Ну, вот, мы неожиданно сами себе усложнили задачу. Теперь попробуй перейти к тому.
– В войну у вас тут…
И женщины, будто и тона не меняя, громко – о том, что «было, а как же, хватило всем!». Но уже несколько лиц как бы отделились от остальных. Это замечаешь сразу. Прежде всего глаза видишь – остановившиеся на чём-то там, в прошлом…

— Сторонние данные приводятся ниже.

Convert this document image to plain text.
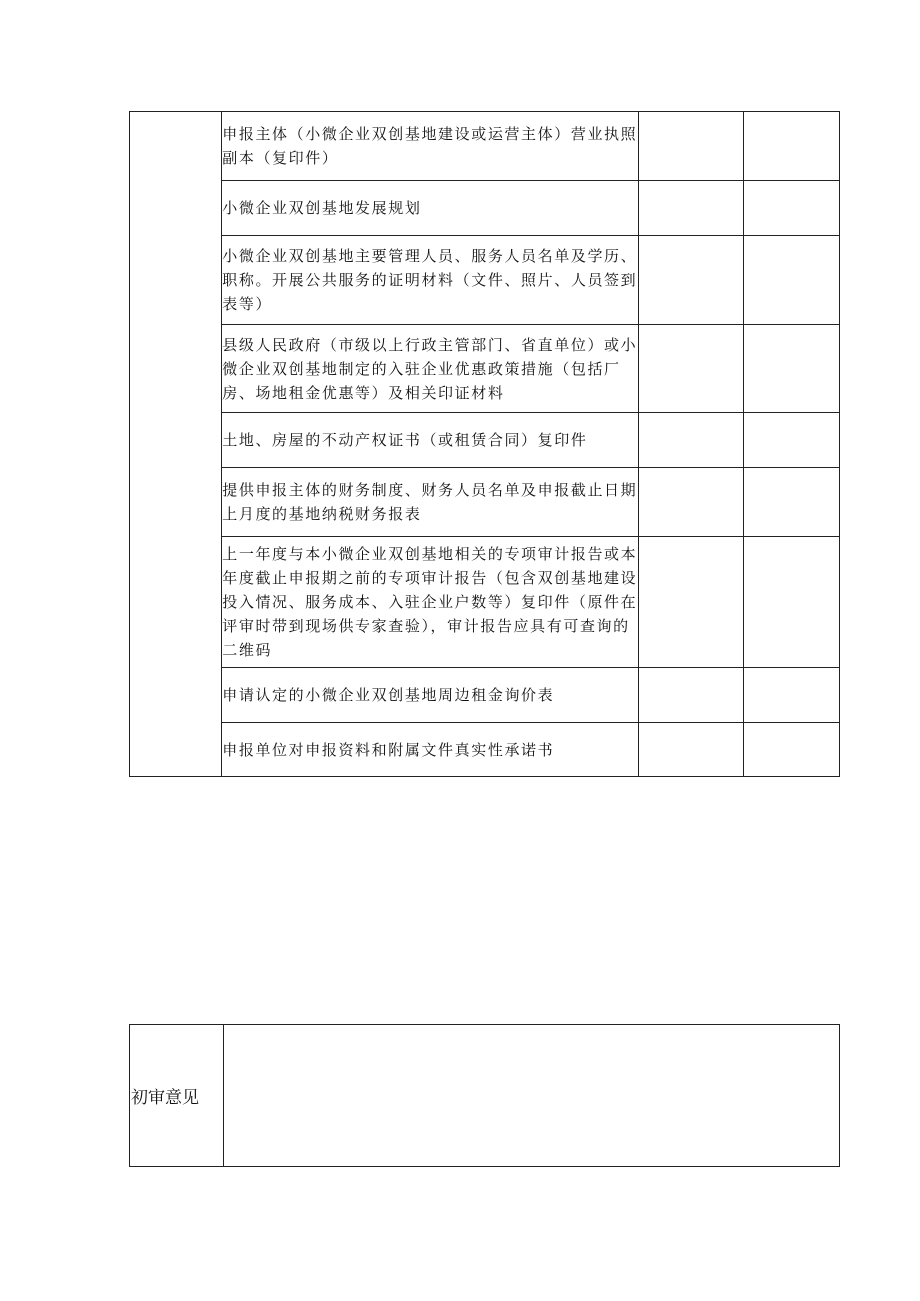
	申报主体（小微企业双创基地建设或运营主体）营业执照副本（复印件）		
	小微企业双创基地发展规划		
	小微企业双创基地主要管理人员、服务人员名单及学历、职称。开展公共服务的证明材料（文件、照片、人员签到表等）		
	县级人民政府（市级以上行政主管部门、省直单位）或小微企业双创基地制定的入驻企业优惠政策措施（包括厂房、场地租金优惠等）及相关印证材料		
	土地、房屋的不动产权证书（或租赁合同）复印件		
	提供申报主体的财务制度、财务人员名单及申报截止日期上月度的基地纳税财务报表		
	上一年度与本小微企业双创基地相关的专项审计报告或本年度截止申报期之前的专项审计报告（包含双创基地建设投入情况、服务成本、入驻企业户数等）复印件（原件在评审时带到现场供专家查验），审计报告应具有可查询的二维码		
	申请认定的小微企业双创基地周边租金询价表		
	申报单位对申报资料和附属文件真实性承诺书		
初审意见	
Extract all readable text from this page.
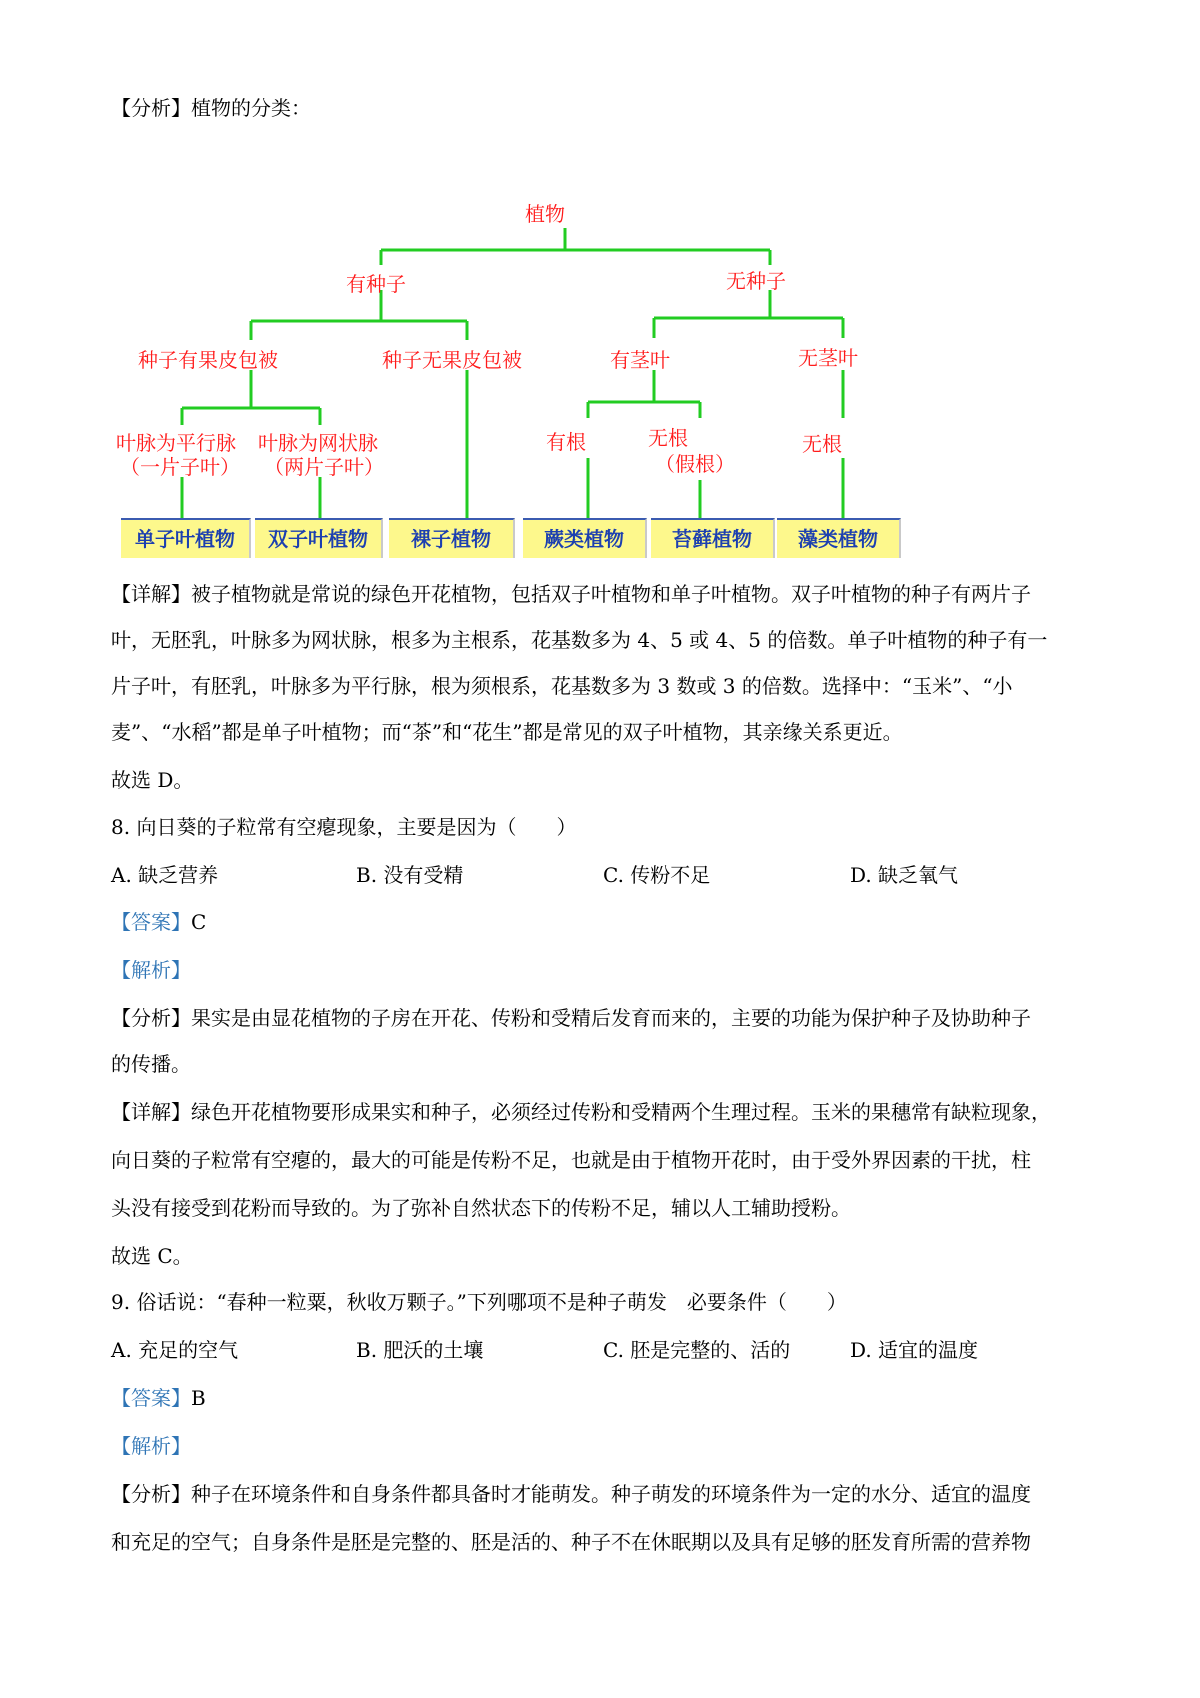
【分析】植物的分类：
植物
有种子	无种子
种子有果皮包被	种子无果皮包被	有茎叶	无茎叶
叶脉为平行脉
（一片子叶）
叶脉为网状脉
（两片子叶）
有根	无根
（假根）
无根
单子叶植物	双子叶植物	裸子植物	蕨类植物	苔藓植物	藻类植物
【详解】被子植物就是常说的绿色开花植物，包括双子叶植物和单子叶植物。双子叶植物的种子有两片子
叶，无胚乳，叶脉多为网状脉，根多为主根系，花基数多为 4、5 或 4、5 的倍数。单子叶植物的种子有一
片子叶，有胚乳，叶脉多为平行脉，根为须根系，花基数多为 3 数或 3 的倍数。选择中：“玉米”、“小
麦”、“水稻”都是单子叶植物；而“茶”和“花生”都是常见的双子叶植物，其亲缘关系更近。
故选 D。
8. 向日葵的子粒常有空瘪现象，主要是因为（　　）
A. 缺乏营养	B. 没有受精	C. 传粉不足	D. 缺乏氧气
【答案】C
【解析】
【分析】果实是由显花植物的子房在开花、传粉和受精后发育而来的，主要的功能为保护种子及协助种子
的传播。
【详解】绿色开花植物要形成果实和种子，必须经过传粉和受精两个生理过程。玉米的果穗常有缺粒现象，
向日葵的子粒常有空瘪的，最大的可能是传粉不足，也就是由于植物开花时，由于受外界因素的干扰，柱
头没有接受到花粉而导致的。为了弥补自然状态下的传粉不足，辅以人工辅助授粉。
故选 C。
9. 俗话说：“春种一粒粟，秋收万颗子。”下列哪项不是种子萌发　必要条件（　　）
A. 充足的空气	B. 肥沃的土壤	C. 胚是完整的、活的	D. 适宜的温度
【答案】B
【解析】
【分析】种子在环境条件和自身条件都具备时才能萌发。种子萌发的环境条件为一定的水分、适宜的温度
和充足的空气；自身条件是胚是完整的、胚是活的、种子不在休眠期以及具有足够的胚发育所需的营养物
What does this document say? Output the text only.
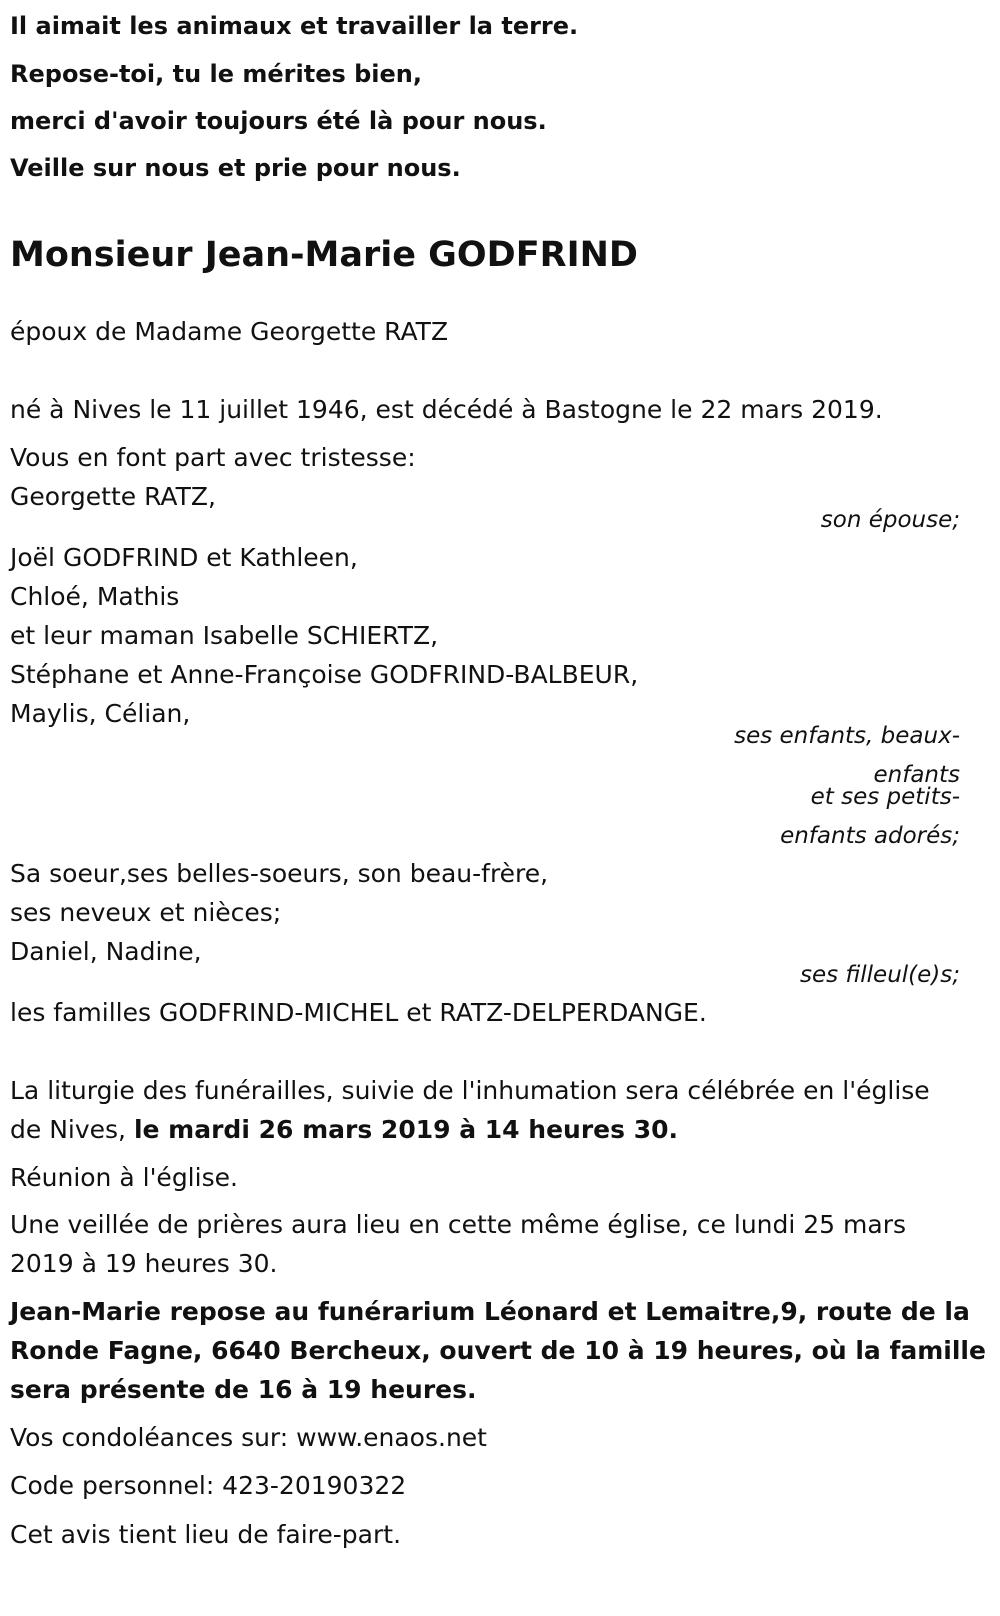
Il aimait les animaux et travailler la terre.
Repose-toi, tu le mérites bien,
merci d'avoir toujours été là pour nous.
Veille sur nous et prie pour nous.
Monsieur Jean-Marie GODFRIND
époux de Madame Georgette RATZ
né à Nives le 11 juillet 1946, est décédé à Bastogne le 22 mars 2019.
Vous en font part avec tristesse:
Georgette RATZ,
son épouse;
Joël GODFRIND et Kathleen,
Chloé, Mathis
et leur maman Isabelle SCHIERTZ,
Stéphane et Anne-Françoise GODFRIND-BALBEUR,
Maylis, Célian,
ses enfants, beaux-
enfants
et ses petits-
enfants adorés;
Sa soeur,ses belles-soeurs, son beau-frère,
ses neveux et nièces;
Daniel, Nadine,
ses filleul(e)s;
les familles GODFRIND-MICHEL et RATZ-DELPERDANGE.
La liturgie des funérailles, suivie de l'inhumation sera célébrée en l'église
de Nives, le mardi 26 mars 2019 à 14 heures 30.
Réunion à l'église.
Une veillée de prières aura lieu en cette même église, ce lundi 25 mars
2019 à 19 heures 30.
Jean-Marie repose au funérarium Léonard et Lemaitre,9, route de la
Ronde Fagne, 6640 Bercheux, ouvert de 10 à 19 heures, où la famille
sera présente de 16 à 19 heures.
Vos condoléances sur: www.enaos.net
Code personnel: 423-20190322
Cet avis tient lieu de faire-part.
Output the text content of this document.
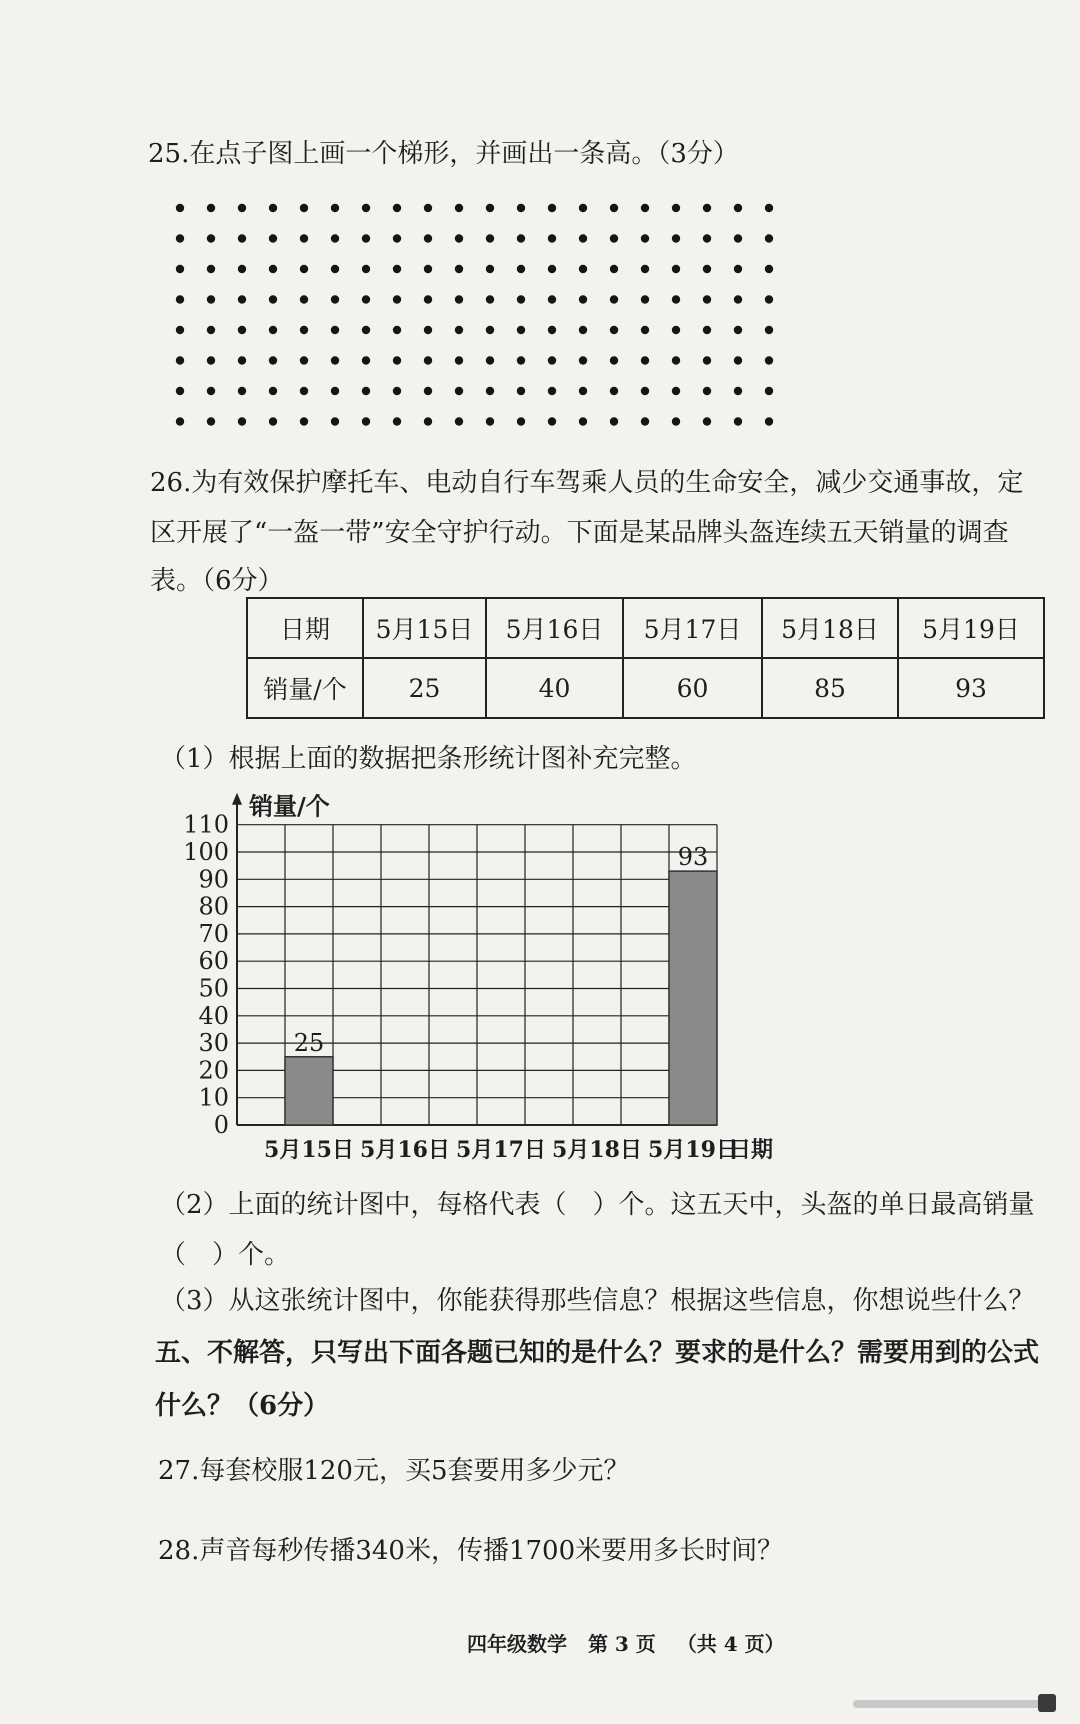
25.在点子图上画一个梯形，并画出一条高。（3分）
26.为有效保护摩托车、电动自行车驾乘人员的生命安全，减少交通事故，定
区开展了“一盔一带”安全守护行动。下面是某品牌头盔连续五天销量的调查
表。（6分）
日期	5月15日	5月16日	5月17日	5月18日	5月19日
销量/个	25	40	60	85	93
（1）根据上面的数据把条形统计图补充完整。
0
10
20
30
40
50
60
70
80
90
100
110
销量/个
5月15日
25
5月16日 5月17日 5月18日 5月19日
93
日期
（2）上面的统计图中，每格代表（　）个。这五天中，头盔的单日最高销量
（　）个。
（3）从这张统计图中，你能获得那些信息？根据这些信息，你想说些什么？
五、不解答，只写出下面各题已知的是什么？要求的是什么？需要用到的公式
什么？（6分）
27.每套校服120元，买5套要用多少元？
28.声音每秒传播340米，传播1700米要用多长时间？
四年级数学 第 3 页 （共 4 页）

Живёт человек, как все, у многих и семьи новые, и детей бывает много, тоже «новых». Нет, не обязательно лица, глаза эти будут печальные или строгие (хоть таких большинство). На некоторых держится какая-то непонятная усмешка, которой сам человек, кажется, и не чувствует. Нет, человек совсем нормальный. Ненормально то, что он знает, что помнит этот человек, что помнят люди из огненных деревень.
Эмилию Карловну Партасёнок мы вначале не застали дома. И соседи помогали – не нашли. «Только что была у нас, а куда побежала – разве, може, на тот конец!» Мальцы, что играли со старыми автомобильными шинами, авторитетно разъяснили:
– Бабка Амиля дома не сидит!
А когда возвращались из другой деревни, мы снова завернули в Засовье (это на Логойщине Минской области), Амиля Карловна уже ждала нас в своей хате. Немного растерянная, с недоумением: кому и зачем она так понадобилась, что и раз к ней заехали, и пообещали (через соседей) ещё раз специально приехать. Первое, что услыхали от неё:
– Живу одна: не могу, чтоб кто крикнул, чтоб стукнул.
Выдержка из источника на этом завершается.